Andere Kunstschätze aus den ostdeutschen Schlössern und Herrenhäusern wurden zur Beschaffung von Devisen auf westlichen Kunstmärkten veräußert. Nach heute geltendem Recht steht den ehemaligen Eigentümern und ihren Erben das Inventar der Herrensitze zu. Voraussetzung ist, dass sie ihr Eigentum finden und nachweisen können, dass es sich 1945 in ihrem Besitz befunden hat. Eine zweifellos schwierige Aufgabe. Eine schwierige Aufgabe könnte auch in wenigen Jahren auf den Ortschafts- und Gemeinderat von Muldenstein / Muldestausee zukommen. Wird es sich die Kommune weiter leisten können und wollen, das historische Objekt zu bewirtschaften und finanziell zu tragen?

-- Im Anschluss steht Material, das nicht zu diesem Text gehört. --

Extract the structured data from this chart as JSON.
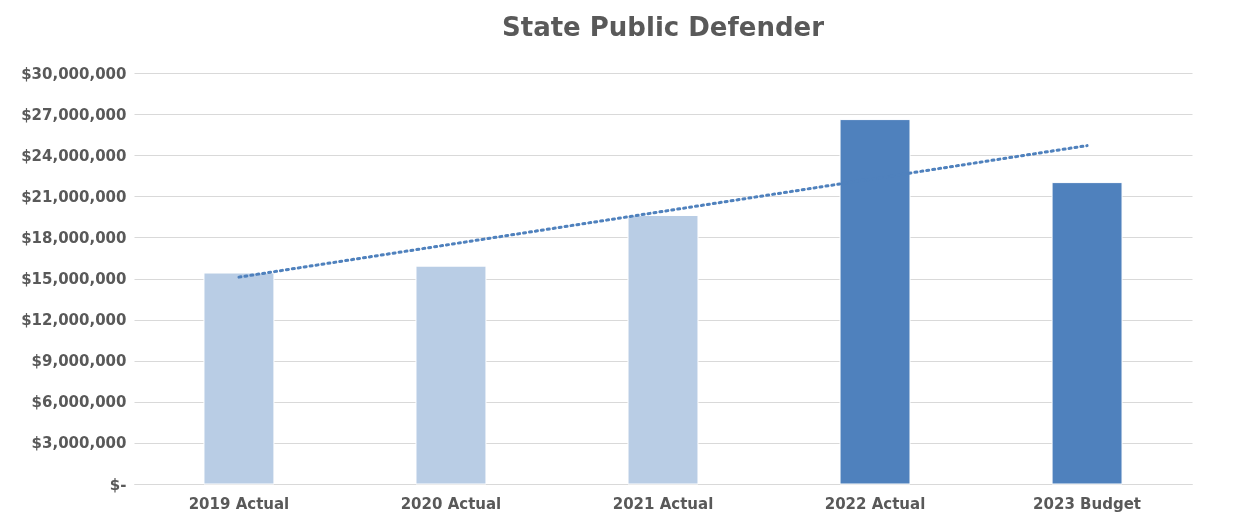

Als "Soziokulturelles Zentrum" dient das Herrenhaus heute und bietet einer Vielzahl von Vereinen ein Dach über dem Kopf. Daneben kann man hier große und kleine Feiern ausrichten, eigentlich eine insgesamt gute Nutzung. Doch muss allen klar sein, dass dies auf Dauer wohl ein Zuschussgeschäft für die Kommune bleibt. Dies ist nicht unnormal und wenn es vom Bürgerwillen getragen wird, auch legitim. Aber es muss klar sein: Zum Null-Tarif ist der Luxus eines kommunalen Herrensitzes nicht zu haben.